Nun hat der Gerichtshof am 5. Februar 2021 seine Zuständigkeit für den israelisch-palästinensischen Konflikt erklärt. Sie erstreckt sich nicht nur auf den Gaza-Krieg von 2014, sondern auch auf die Erschießung von 180 Demonstrantinnen und Demonstranten während der Gedenkmärsche 2018 im Gazastreifen und die Siedlungspolitik im Westjordanland und Ostjerusalem. Die Ermittlungen sollen sich sowohl gegen Kriegsverbrechen der Israelis wie der Hamas richten.
Die Entscheidung des Gerichtshofs bedeutet noch keine Anerkennung der Staatlichkeit Palästinas, sie stellt aber einen großen Erfolg in seinem Bestreben dar, als Staat von der UNO anerkannt zu werden. 122 Staaten haben das bisher schon getan. Für die Mitgliedschaft im IStGH und anderen Organisationen der UNO ist der Beobachterstatus ausreichend, den die UNO-Generalversammlung Palästina schon im November 2012 zuerkannt hatte.
Die VDJ begrüßt die Entscheidung des Gerichtshofs, die nach zahlreichen kritischen Reports des UN-Menschenrechtsausschusses über die untragbare Situation der Menschenrechte in den besetzten Gebieten Israels nun eine gerichtliche Untersuchung der Siedlungspolitik und Kriegsverbrechen ermöglicht.
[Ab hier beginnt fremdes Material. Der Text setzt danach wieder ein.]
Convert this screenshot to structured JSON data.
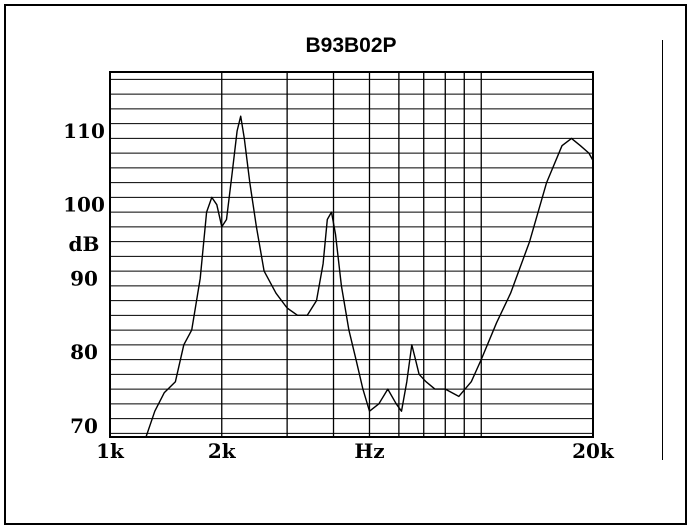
{
  "chart_data": {
    "type": "line",
    "title": "B93B02P",
    "ylabel": "dB",
    "xlabel": "Hz",
    "x_scale": "log",
    "xlim": [
      1000,
      20000
    ],
    "ylim": [
      68.5,
      118
    ],
    "grid": true,
    "x_ticks": [
      {
        "value": 1000,
        "label": "1k"
      },
      {
        "value": 2000,
        "label": "2k"
      },
      {
        "value": 5000,
        "label": "Hz"
      },
      {
        "value": 20000,
        "label": "20k"
      }
    ],
    "y_ticks": [
      {
        "value": 70,
        "label": "70"
      },
      {
        "value": 80,
        "label": "80"
      },
      {
        "value": 90,
        "label": "90"
      },
      {
        "value": 100,
        "label": "100"
      },
      {
        "value": 110,
        "label": "110"
      }
    ],
    "series": [
      {
        "name": "",
        "x": [
          1250,
          1320,
          1400,
          1500,
          1580,
          1660,
          1750,
          1820,
          1880,
          1940,
          2000,
          2060,
          2130,
          2200,
          2250,
          2300,
          2380,
          2480,
          2600,
          2800,
          3000,
          3200,
          3400,
          3600,
          3750,
          3850,
          3950,
          4050,
          4200,
          4400,
          4600,
          4800,
          5000,
          5300,
          5600,
          5900,
          6100,
          6300,
          6500,
          6650,
          6800,
          7100,
          7500,
          8000,
          8700,
          9400,
          10000,
          11000,
          12000,
          13500,
          15000,
          16500,
          17500,
          18500,
          19500,
          20000
        ],
        "y": [
          68.5,
          72,
          74.5,
          76,
          81,
          83,
          90,
          99,
          101,
          100,
          97,
          98,
          104,
          110,
          112,
          109,
          103,
          97,
          91,
          88,
          86,
          85,
          85,
          87,
          92,
          98,
          99,
          96,
          89,
          83,
          79,
          75,
          72,
          73,
          75,
          73,
          72,
          76,
          81,
          79,
          77,
          76,
          75,
          75,
          74,
          76,
          79,
          84,
          88,
          95,
          103,
          108,
          109,
          108,
          107,
          106
        ]
      }
    ]
  }
}
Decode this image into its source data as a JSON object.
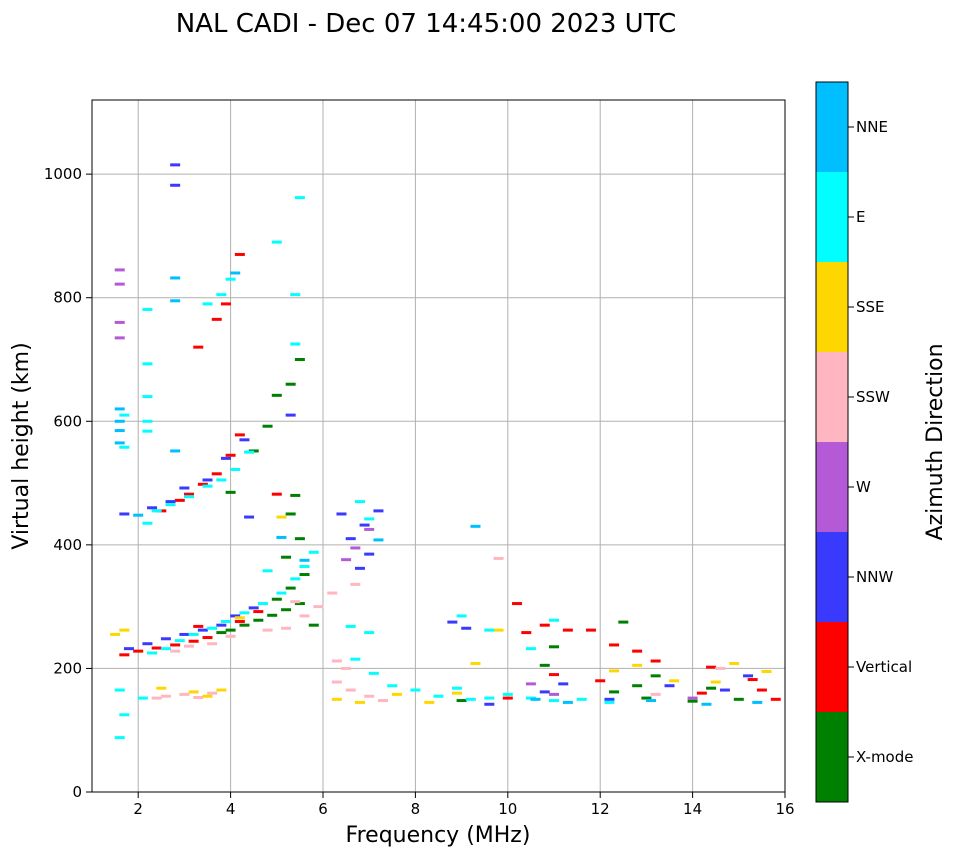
{
  "chart_data": {
    "type": "scatter",
    "title": "NAL CADI - Dec 07 14:45:00 2023 UTC",
    "xlabel": "Frequency (MHz)",
    "ylabel": "Virtual height (km)",
    "xlim": [
      1,
      16
    ],
    "ylim": [
      0,
      1120
    ],
    "xticks": [
      2,
      4,
      6,
      8,
      10,
      12,
      14,
      16
    ],
    "yticks": [
      0,
      200,
      400,
      600,
      800,
      1000
    ],
    "grid": true,
    "colorbar": {
      "label": "Azimuth Direction",
      "categories": [
        "X-mode",
        "Vertical",
        "NNW",
        "W",
        "SSW",
        "SSE",
        "E",
        "NNE"
      ],
      "colors": [
        "#008000",
        "#ff0000",
        "#3a3aff",
        "#b45ad6",
        "#ffb6c1",
        "#ffd700",
        "#00ffff",
        "#00bfff"
      ]
    },
    "series": [
      {
        "name": "X-mode",
        "points": [
          [
            3.8,
            258
          ],
          [
            4.0,
            262
          ],
          [
            4.3,
            270
          ],
          [
            4.6,
            278
          ],
          [
            4.9,
            286
          ],
          [
            5.2,
            295
          ],
          [
            5.5,
            305
          ],
          [
            5.0,
            312
          ],
          [
            5.3,
            330
          ],
          [
            5.6,
            352
          ],
          [
            5.2,
            380
          ],
          [
            5.5,
            410
          ],
          [
            5.3,
            450
          ],
          [
            5.4,
            480
          ],
          [
            4.5,
            552
          ],
          [
            4.8,
            592
          ],
          [
            5.0,
            642
          ],
          [
            5.3,
            660
          ],
          [
            5.5,
            700
          ],
          [
            4.0,
            485
          ],
          [
            12.3,
            162
          ],
          [
            12.8,
            172
          ],
          [
            13.2,
            188
          ],
          [
            13.0,
            152
          ],
          [
            14.4,
            168
          ],
          [
            15.0,
            150
          ],
          [
            14.0,
            147
          ],
          [
            11.0,
            235
          ],
          [
            10.8,
            205
          ],
          [
            12.5,
            275
          ],
          [
            9.0,
            148
          ],
          [
            5.8,
            270
          ]
        ]
      },
      {
        "name": "Vertical",
        "points": [
          [
            1.7,
            222
          ],
          [
            2.0,
            228
          ],
          [
            2.4,
            233
          ],
          [
            2.8,
            238
          ],
          [
            3.2,
            244
          ],
          [
            3.5,
            250
          ],
          [
            3.3,
            268
          ],
          [
            4.2,
            276
          ],
          [
            4.6,
            292
          ],
          [
            2.5,
            455
          ],
          [
            2.9,
            472
          ],
          [
            3.1,
            482
          ],
          [
            3.4,
            498
          ],
          [
            3.7,
            515
          ],
          [
            4.0,
            545
          ],
          [
            4.2,
            578
          ],
          [
            3.7,
            765
          ],
          [
            3.9,
            790
          ],
          [
            4.2,
            870
          ],
          [
            3.3,
            720
          ],
          [
            10.4,
            258
          ],
          [
            10.8,
            270
          ],
          [
            11.3,
            262
          ],
          [
            11.8,
            262
          ],
          [
            12.3,
            238
          ],
          [
            12.8,
            228
          ],
          [
            13.2,
            212
          ],
          [
            14.4,
            202
          ],
          [
            15.3,
            182
          ],
          [
            15.5,
            165
          ],
          [
            15.8,
            150
          ],
          [
            14.2,
            160
          ],
          [
            10.2,
            305
          ],
          [
            11.0,
            190
          ],
          [
            10.0,
            152
          ],
          [
            12.0,
            180
          ],
          [
            5.0,
            482
          ]
        ]
      },
      {
        "name": "NNW",
        "points": [
          [
            1.8,
            232
          ],
          [
            2.2,
            240
          ],
          [
            2.6,
            248
          ],
          [
            3.0,
            255
          ],
          [
            3.4,
            262
          ],
          [
            3.8,
            270
          ],
          [
            4.1,
            285
          ],
          [
            4.5,
            298
          ],
          [
            2.3,
            460
          ],
          [
            2.7,
            470
          ],
          [
            3.0,
            492
          ],
          [
            3.5,
            505
          ],
          [
            3.9,
            540
          ],
          [
            4.3,
            570
          ],
          [
            6.8,
            362
          ],
          [
            7.0,
            385
          ],
          [
            6.6,
            410
          ],
          [
            6.9,
            432
          ],
          [
            7.2,
            455
          ],
          [
            5.3,
            610
          ],
          [
            6.4,
            450
          ],
          [
            4.4,
            445
          ],
          [
            8.8,
            275
          ],
          [
            9.1,
            265
          ],
          [
            10.8,
            162
          ],
          [
            11.2,
            175
          ],
          [
            12.2,
            150
          ],
          [
            13.5,
            172
          ],
          [
            14.7,
            165
          ],
          [
            15.2,
            188
          ],
          [
            9.6,
            142
          ],
          [
            2.8,
            982
          ],
          [
            2.8,
            1015
          ],
          [
            1.7,
            450
          ]
        ]
      },
      {
        "name": "W",
        "points": [
          [
            1.6,
            822
          ],
          [
            1.6,
            845
          ],
          [
            1.6,
            735
          ],
          [
            1.6,
            760
          ],
          [
            6.5,
            376
          ],
          [
            6.7,
            395
          ],
          [
            7.0,
            425
          ],
          [
            10.5,
            175
          ],
          [
            11.0,
            158
          ],
          [
            14.0,
            152
          ]
        ]
      },
      {
        "name": "SSW",
        "points": [
          [
            2.4,
            152
          ],
          [
            2.6,
            155
          ],
          [
            3.0,
            158
          ],
          [
            3.3,
            153
          ],
          [
            3.6,
            160
          ],
          [
            5.2,
            265
          ],
          [
            5.6,
            285
          ],
          [
            5.9,
            300
          ],
          [
            6.3,
            178
          ],
          [
            6.6,
            165
          ],
          [
            7.0,
            155
          ],
          [
            7.3,
            148
          ],
          [
            6.2,
            322
          ],
          [
            6.7,
            336
          ],
          [
            6.3,
            212
          ],
          [
            6.5,
            200
          ],
          [
            2.8,
            228
          ],
          [
            3.1,
            236
          ],
          [
            3.6,
            240
          ],
          [
            4.0,
            252
          ],
          [
            4.8,
            262
          ],
          [
            9.8,
            378
          ],
          [
            13.2,
            158
          ],
          [
            14.6,
            200
          ],
          [
            5.4,
            308
          ]
        ]
      },
      {
        "name": "SSE",
        "points": [
          [
            1.5,
            255
          ],
          [
            1.7,
            262
          ],
          [
            3.2,
            162
          ],
          [
            3.5,
            155
          ],
          [
            3.8,
            165
          ],
          [
            6.3,
            150
          ],
          [
            6.8,
            145
          ],
          [
            7.6,
            158
          ],
          [
            8.3,
            145
          ],
          [
            8.9,
            160
          ],
          [
            9.3,
            208
          ],
          [
            9.8,
            262
          ],
          [
            12.3,
            196
          ],
          [
            12.8,
            205
          ],
          [
            13.6,
            180
          ],
          [
            14.5,
            178
          ],
          [
            14.9,
            208
          ],
          [
            15.6,
            195
          ],
          [
            2.5,
            168
          ],
          [
            4.2,
            282
          ],
          [
            5.1,
            445
          ]
        ]
      },
      {
        "name": "E",
        "points": [
          [
            1.6,
            88
          ],
          [
            1.7,
            125
          ],
          [
            1.6,
            165
          ],
          [
            2.1,
            152
          ],
          [
            2.3,
            225
          ],
          [
            2.6,
            232
          ],
          [
            2.9,
            245
          ],
          [
            3.2,
            255
          ],
          [
            3.6,
            265
          ],
          [
            3.9,
            276
          ],
          [
            4.3,
            290
          ],
          [
            4.7,
            305
          ],
          [
            5.1,
            322
          ],
          [
            5.4,
            345
          ],
          [
            5.6,
            365
          ],
          [
            5.8,
            388
          ],
          [
            4.8,
            358
          ],
          [
            2.2,
            435
          ],
          [
            2.4,
            455
          ],
          [
            2.7,
            465
          ],
          [
            3.1,
            478
          ],
          [
            3.5,
            495
          ],
          [
            3.8,
            505
          ],
          [
            4.1,
            522
          ],
          [
            4.4,
            550
          ],
          [
            2.2,
            584
          ],
          [
            2.2,
            600
          ],
          [
            2.2,
            640
          ],
          [
            2.2,
            693
          ],
          [
            2.2,
            781
          ],
          [
            3.5,
            790
          ],
          [
            3.8,
            805
          ],
          [
            4.0,
            830
          ],
          [
            5.4,
            805
          ],
          [
            5.0,
            890
          ],
          [
            5.5,
            962
          ],
          [
            5.4,
            725
          ],
          [
            6.8,
            470
          ],
          [
            7.0,
            442
          ],
          [
            6.6,
            268
          ],
          [
            7.0,
            258
          ],
          [
            6.7,
            215
          ],
          [
            7.1,
            192
          ],
          [
            7.5,
            172
          ],
          [
            8.0,
            165
          ],
          [
            8.5,
            155
          ],
          [
            8.9,
            168
          ],
          [
            9.2,
            150
          ],
          [
            9.6,
            152
          ],
          [
            10.0,
            158
          ],
          [
            10.5,
            152
          ],
          [
            11.0,
            148
          ],
          [
            11.6,
            150
          ],
          [
            12.2,
            145
          ],
          [
            9.0,
            285
          ],
          [
            9.6,
            262
          ],
          [
            10.5,
            232
          ],
          [
            11.0,
            278
          ],
          [
            1.7,
            558
          ],
          [
            1.7,
            610
          ]
        ]
      },
      {
        "name": "NNE",
        "points": [
          [
            1.6,
            620
          ],
          [
            1.6,
            600
          ],
          [
            1.6,
            585
          ],
          [
            1.6,
            565
          ],
          [
            2.8,
            832
          ],
          [
            2.8,
            795
          ],
          [
            2.8,
            552
          ],
          [
            4.1,
            840
          ],
          [
            5.1,
            412
          ],
          [
            5.6,
            375
          ],
          [
            7.2,
            408
          ],
          [
            9.3,
            430
          ],
          [
            10.6,
            150
          ],
          [
            11.3,
            145
          ],
          [
            13.1,
            148
          ],
          [
            14.3,
            142
          ],
          [
            15.4,
            145
          ],
          [
            2.0,
            448
          ]
        ]
      }
    ]
  }
}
Sie fordert die Bundesrepublik auf, ihren Widerstand gegen die Entscheidung des IStGH aufzugeben und die israelischen Versuche, die Untersuchungen zu blockieren, nicht weiter zu unterstützen. Die Begründung der Ablehnung der Entscheidung des IStGH durch Außenminister Heiko Maas, dass Palästina kein Staat sei, missachtet die Tatsache, dass es für die Zuständigkeit des Gerichtshofs nur des Status eines Beobachterstaates bedarf. Dies haben die Richter und die Richterin ausführlich begründet. Zudem widerspricht die Ablehnung dem immer wiederholten Bekenntnis zu einer Zwei-Staaten-Lösung.
Die VDJ fordert schließlich die Bundesregierung auf, ihrer Verpflichtung aus dem Römischen Statut ohne Einschränkungen nachzukommen, die Arbeit und Untersuchungen des IStGH vorbehaltlos zu unterstützen und die US-Regierung zu einer Rücknahme der gegenüber dem Personal des Gerichtshofs verhängten Sanktionen zu bewegen. Diese Sanktionen stellen einen skandalösen Eingriff in die Unabhängigkeit des Gerichts dar, den die Bundesrepublik als Ratifizierungsstaat zurückweisen muss.